Yes, negligence can evidence mens rea, but it has to be intentional negligence and the individual must have reasonable expectation that their actions could result in the death of someone.
Until many states changed their laws, DWI did not even constitute intentional negligence; now, it’s an aggravating factor.
Blowing a stop sign, while a violation of motor vehicle code, might not evince the intent level, while doing 120 on a highway (something that may reasonably cause a fatal accident) might expose the individual to prosecution.
Failure to follow GAAP is not criminal, except for reporting in public companies; if it was, a majority of small business owners would be in prison.
You are correct that repetition is not necessary, but goes a long way in proving the perpetrator’s intent. There’s nothing that says first-time bank robbers can’t be arrested, convicted and jailed.
I have a good friend who was convicted of manslaughter because the crew his pool store had installing did not regularly construct shoring walls, and a collapse killed a worker.
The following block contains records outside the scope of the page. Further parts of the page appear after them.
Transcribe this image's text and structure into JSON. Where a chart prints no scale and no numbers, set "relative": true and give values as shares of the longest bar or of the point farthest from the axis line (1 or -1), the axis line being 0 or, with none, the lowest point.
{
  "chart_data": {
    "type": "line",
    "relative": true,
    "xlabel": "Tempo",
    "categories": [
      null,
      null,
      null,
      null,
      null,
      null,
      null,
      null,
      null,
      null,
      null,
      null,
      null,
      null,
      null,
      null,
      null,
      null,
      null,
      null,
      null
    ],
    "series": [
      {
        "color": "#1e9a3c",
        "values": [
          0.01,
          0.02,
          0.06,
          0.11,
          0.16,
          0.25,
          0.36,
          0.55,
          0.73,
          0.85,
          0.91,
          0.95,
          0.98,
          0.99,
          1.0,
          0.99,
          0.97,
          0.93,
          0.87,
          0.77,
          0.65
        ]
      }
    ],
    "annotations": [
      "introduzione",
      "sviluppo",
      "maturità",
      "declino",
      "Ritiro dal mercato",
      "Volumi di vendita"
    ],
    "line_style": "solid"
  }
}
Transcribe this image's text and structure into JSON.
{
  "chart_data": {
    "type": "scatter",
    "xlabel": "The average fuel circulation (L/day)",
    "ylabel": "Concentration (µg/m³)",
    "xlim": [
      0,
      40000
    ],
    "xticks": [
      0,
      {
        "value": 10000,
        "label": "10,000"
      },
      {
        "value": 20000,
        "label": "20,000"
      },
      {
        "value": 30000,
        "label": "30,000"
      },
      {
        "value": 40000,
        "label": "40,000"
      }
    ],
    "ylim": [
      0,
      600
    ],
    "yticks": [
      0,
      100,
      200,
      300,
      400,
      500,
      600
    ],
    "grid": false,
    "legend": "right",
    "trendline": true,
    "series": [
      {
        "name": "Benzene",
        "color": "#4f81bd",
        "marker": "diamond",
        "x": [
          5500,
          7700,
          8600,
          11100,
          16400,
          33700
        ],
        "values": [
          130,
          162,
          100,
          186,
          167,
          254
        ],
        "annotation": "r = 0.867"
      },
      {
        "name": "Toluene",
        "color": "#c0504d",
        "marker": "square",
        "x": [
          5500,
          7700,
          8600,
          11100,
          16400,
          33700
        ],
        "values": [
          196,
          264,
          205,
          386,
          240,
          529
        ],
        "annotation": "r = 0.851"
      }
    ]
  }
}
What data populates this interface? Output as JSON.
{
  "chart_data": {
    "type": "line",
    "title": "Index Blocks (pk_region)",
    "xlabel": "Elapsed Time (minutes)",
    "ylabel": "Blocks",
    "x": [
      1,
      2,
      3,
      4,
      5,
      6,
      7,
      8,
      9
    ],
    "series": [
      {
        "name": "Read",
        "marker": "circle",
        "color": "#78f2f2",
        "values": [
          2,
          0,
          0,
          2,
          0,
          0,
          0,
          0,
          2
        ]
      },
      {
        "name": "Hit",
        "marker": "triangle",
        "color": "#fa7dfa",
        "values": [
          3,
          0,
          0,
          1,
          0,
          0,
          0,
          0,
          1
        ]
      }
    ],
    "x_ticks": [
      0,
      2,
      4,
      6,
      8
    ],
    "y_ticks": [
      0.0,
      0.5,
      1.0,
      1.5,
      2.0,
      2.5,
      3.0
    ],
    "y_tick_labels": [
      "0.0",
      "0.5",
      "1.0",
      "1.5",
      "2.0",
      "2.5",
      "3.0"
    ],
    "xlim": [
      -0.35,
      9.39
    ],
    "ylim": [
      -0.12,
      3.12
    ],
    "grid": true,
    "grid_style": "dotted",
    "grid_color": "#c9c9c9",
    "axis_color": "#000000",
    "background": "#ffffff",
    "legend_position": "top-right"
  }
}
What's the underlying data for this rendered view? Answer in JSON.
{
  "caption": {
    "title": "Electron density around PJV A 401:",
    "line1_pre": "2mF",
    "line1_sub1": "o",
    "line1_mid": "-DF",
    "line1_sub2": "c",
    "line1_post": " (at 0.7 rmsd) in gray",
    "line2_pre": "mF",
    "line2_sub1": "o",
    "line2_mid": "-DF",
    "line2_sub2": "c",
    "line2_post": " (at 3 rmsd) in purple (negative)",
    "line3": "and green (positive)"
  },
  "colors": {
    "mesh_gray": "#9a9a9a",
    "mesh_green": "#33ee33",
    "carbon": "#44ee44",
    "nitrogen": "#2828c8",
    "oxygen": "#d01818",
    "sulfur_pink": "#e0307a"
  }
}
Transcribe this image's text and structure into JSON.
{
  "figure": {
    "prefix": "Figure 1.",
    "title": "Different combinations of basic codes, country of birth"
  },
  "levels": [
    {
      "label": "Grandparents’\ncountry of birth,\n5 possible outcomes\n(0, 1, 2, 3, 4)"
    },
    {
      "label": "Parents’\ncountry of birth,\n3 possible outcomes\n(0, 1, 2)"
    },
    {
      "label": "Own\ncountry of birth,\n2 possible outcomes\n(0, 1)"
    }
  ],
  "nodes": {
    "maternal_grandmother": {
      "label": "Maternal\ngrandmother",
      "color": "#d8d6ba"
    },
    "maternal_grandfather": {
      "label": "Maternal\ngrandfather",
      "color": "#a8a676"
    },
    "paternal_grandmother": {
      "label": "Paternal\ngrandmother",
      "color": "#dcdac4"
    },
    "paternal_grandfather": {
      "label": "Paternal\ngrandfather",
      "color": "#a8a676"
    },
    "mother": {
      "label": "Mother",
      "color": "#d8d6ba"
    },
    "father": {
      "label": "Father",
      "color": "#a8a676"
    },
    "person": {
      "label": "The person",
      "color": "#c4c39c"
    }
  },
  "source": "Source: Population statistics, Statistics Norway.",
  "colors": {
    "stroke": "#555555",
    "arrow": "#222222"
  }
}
Intent can be indicated by many things. More than a few federal money laundering and tax fraud cases turned on the perpetrators ‘shaping deposits’ (depositing an amount just short of the $10,000 limit) evidencing the individual’s knowledge of the law and intent to circumvent it.
The engineering example also requires intentional negligence (I started school as a mechanical engineering major); the engineer must have known better, and intentionally done (or omitted) something that a reasonable person could expect would cause grave hazard. That’s why successful prosecutions of engineers are relatively rare, and why getting a PEs (Professional Engineer’s) license is so hard. Note that certain structures require PE’s approval, and the PE’s stamp is attesting that certain standards of analyses, particularly those around safety, have been met.
TX Penal Code, Title 7, §31.04 qualifies theft of service as requiring “intent to avoid payment”, then lists a series of four (4) overt acts. Again, the overt act is required to evidence the perpetrator’s intent. The alternative, which must be indicated in the statute for certain acts, is strict liability, defined as when a defendant is liable for committing an action, regardless of what his/her intent or mental state was when committing the action
This is not to say that some of these agencies aren’t doing something that’s criminal by defrauding notaries regularly; there are bad actors in every industry.
One can demand that the police take a report for virtually any incident (although, I’d be careful to be respectful about it). A prosecutor will only pursue those cases where they can show all elements of the crime.
Sorry to be so longwinded. The purpose of this forum is to inform and educate. I try to do that to the best extent I can.
Hope this is useful to whoever takes the time to read it.